2025 ISAKOS Congress in Munich, Germany

2025 ISAKOS Biennial Congress ePoster


Global Overcoverage Is Associated With Total Hip Arthroplasty: 11-Year Follow-Up

Jonathan S. Lee, BA, Boston UNITED STATES
Stephen M. Gillinov, AB, New Haven, CT UNITED STATES
Bilal Siddiq, BS, Boston UNITED STATES
Kieran Sinclair Dowley, BA, Boston, Massachusetts UNITED STATES
Nathan J. Cherian, MD, Somerville, Massachusetts UNITED STATES
Christopher T. Eberlin, BS, Boston, MA UNITED STATES
Jeffrey S Mun , BA, Boston , Massachusetts UNITED STATES
Rachel L Poutre, BS UNITED STATES
Brandon J. Allen , BA, Boston , Massachusetts UNITED STATES
Scott D. Martin, MD, Boston, MA UNITED STATES

Massachusetts General Hospital, Boston, Massachusetts, UNITED STATES

FDA Status Not Applicable

Summary

Patients with global overcoverage had significantly worse long-term survivorship 6- to 18-years following hip arthroscopy.

Abstract

PURPOSE/HYPOTHESIS: To compare long-term survivorship, joint space width (JSW), intra-operative findings, patient reported outcome measures (PROMs), pain levels, and patient satisfaction in hip arthroscopy patients with coxa profunda and acetabular overcoverage (CO) to a matched-control (MC) cohort. We hypothesized that CO patients achieved significantly worse PROMs and survivorship.

Methods

This retrospective analysis queried patients who underwent hip arthroscopy for labral tears secondary to FAI. Patients with complete PROMs at minimum 8-year follow-up, the presence of coxa profunda as indicated by an acetabular wall projecting medial to the ilioischial line, and a lateral center edge angle greater than 40° were matched 1:1 by sex, age, BMI, Tönnis grade, and labral treatment to a MC cohort that had normal acetabular coverage. Collected outcomes include the modified Harris Hip Score (mHHS), Nonarthritic Hip Score (NAHS), Lower Extremity Functional Scale (LEFS), Hip Outcome Score (HOS)–Activities of Daily Living (HOS-ADL), HOS–Sports Specific Subscale (HOS-SSS), 33-item International Hip Outcome Tool (iHOT-33), pain levels, and conversion to total hip arthroplasty (THA).

Results

38 CO patients were 1:1 matched to MC patients. When stratifying by severity of CLJ injury, a significantly greater proportion of CO patients had severe CLJ breakdown (21 [55.3%] vs 13 [31.6]; P = .037) (Table 2). CO patients had a significantly greater mean LCEa than MC patients (44.4 ± 3.9 vs 32.6 ± 3.6 degrees; P <.001). Differences between the CO and MC cohorts in JSW of the femoral head and acetabulum were significant, particularly over the most medial (50º) sourcil location: 10º (4.0 ± 0.8 vs 4.2 ± 1.0 mm; P = .520), 30° (3.9 ± 0.7 vs 4.2 ± 0.9 mm; P = .106), 50º (3.5 ± 0.6 vs 4.0 ± 0.8 mm; P = .002).
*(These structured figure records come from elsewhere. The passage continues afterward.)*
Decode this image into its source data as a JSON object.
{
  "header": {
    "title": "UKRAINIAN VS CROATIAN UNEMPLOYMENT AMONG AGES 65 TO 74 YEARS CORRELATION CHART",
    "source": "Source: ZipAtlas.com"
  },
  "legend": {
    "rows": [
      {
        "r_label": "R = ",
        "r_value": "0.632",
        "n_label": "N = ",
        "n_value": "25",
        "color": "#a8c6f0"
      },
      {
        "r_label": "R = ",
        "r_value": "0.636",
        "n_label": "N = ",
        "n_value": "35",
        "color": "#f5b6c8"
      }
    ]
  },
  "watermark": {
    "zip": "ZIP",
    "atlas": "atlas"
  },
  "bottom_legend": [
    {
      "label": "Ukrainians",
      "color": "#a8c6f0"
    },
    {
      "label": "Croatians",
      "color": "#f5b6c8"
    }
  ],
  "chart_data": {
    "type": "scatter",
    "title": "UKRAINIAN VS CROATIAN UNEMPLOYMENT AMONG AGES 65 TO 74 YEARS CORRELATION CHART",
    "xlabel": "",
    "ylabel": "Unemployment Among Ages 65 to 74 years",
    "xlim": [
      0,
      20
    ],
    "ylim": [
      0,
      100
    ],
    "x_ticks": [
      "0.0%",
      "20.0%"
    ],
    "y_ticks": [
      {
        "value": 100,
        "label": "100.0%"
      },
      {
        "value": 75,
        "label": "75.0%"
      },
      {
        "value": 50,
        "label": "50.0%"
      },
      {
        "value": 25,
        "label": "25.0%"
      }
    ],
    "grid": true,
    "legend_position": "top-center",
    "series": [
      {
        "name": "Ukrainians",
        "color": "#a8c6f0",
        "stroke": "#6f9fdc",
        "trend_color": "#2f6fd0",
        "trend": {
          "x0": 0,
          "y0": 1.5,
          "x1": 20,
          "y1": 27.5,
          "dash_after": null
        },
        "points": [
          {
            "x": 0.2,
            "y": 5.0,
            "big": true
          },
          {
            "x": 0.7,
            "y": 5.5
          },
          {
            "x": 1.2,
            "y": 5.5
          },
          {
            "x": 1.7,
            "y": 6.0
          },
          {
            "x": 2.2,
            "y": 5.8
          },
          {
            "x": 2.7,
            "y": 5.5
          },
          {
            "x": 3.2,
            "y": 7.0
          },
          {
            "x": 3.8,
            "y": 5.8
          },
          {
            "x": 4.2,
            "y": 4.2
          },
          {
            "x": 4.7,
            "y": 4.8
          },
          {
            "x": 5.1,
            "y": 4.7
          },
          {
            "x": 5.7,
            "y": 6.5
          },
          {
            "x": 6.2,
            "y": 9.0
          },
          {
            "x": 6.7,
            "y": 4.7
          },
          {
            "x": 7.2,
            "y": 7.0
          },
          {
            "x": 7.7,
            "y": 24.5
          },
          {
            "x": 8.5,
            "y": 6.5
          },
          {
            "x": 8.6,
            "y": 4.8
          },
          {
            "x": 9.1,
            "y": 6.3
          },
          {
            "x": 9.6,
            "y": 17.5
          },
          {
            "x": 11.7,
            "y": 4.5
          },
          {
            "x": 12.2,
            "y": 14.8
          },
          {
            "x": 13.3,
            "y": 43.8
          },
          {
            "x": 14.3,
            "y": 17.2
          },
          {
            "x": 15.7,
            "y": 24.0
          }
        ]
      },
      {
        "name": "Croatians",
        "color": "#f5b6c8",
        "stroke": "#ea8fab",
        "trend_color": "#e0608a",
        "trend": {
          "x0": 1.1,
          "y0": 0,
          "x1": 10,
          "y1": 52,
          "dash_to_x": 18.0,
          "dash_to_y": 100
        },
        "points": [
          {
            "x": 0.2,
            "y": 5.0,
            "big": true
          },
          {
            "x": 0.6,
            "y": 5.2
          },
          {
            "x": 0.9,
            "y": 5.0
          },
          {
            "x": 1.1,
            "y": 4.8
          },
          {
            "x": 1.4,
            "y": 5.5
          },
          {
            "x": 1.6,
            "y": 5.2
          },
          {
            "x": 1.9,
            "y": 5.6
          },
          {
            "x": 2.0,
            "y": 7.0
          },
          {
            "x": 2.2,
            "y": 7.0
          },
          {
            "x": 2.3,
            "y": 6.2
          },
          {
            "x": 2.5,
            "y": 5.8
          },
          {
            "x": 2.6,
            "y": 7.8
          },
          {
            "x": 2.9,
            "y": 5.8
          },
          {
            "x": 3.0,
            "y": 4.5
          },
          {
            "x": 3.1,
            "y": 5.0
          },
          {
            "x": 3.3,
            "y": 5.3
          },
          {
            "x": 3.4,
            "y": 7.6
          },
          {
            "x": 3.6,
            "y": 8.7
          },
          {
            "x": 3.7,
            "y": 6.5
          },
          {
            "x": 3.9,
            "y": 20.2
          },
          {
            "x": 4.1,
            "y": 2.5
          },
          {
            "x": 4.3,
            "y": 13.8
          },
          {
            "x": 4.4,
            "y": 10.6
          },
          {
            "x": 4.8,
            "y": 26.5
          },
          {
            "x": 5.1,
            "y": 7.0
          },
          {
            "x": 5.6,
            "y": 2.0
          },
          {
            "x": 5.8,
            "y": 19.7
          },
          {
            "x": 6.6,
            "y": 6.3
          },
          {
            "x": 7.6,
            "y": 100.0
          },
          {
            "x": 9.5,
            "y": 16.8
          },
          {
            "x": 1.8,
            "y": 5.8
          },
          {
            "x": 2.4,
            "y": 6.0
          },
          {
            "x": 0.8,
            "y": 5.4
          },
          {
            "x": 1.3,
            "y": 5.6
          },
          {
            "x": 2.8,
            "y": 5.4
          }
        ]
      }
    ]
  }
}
At 0- to 6-years, there were no differences in mid-term rates of conversion to THA (CO: 6 [15.8%] vs MC: 4 [10.5%]; p = .384). Between 6- to 18-years, however, the CO cohort (5 [13.2%] vs 2 [5.3%]; P = .008) had significantly worse long-term survivorship following hip arthroscopy. There were no differences in mean PROMs between the CO and MC cohorts at final follow-up.

Conclusions

Patients with global overcoverage had significantly worse long-term survivorship 6- to 18-years following hip arthroscopy. Furthermore, CO patients had significantly lower ipsilateral JSW at 50o and greater severity of CLJ breakdown. Together, these findings reveal global overcoverage as a risk factor for progressive hip osteoarthritis and conversion to THA.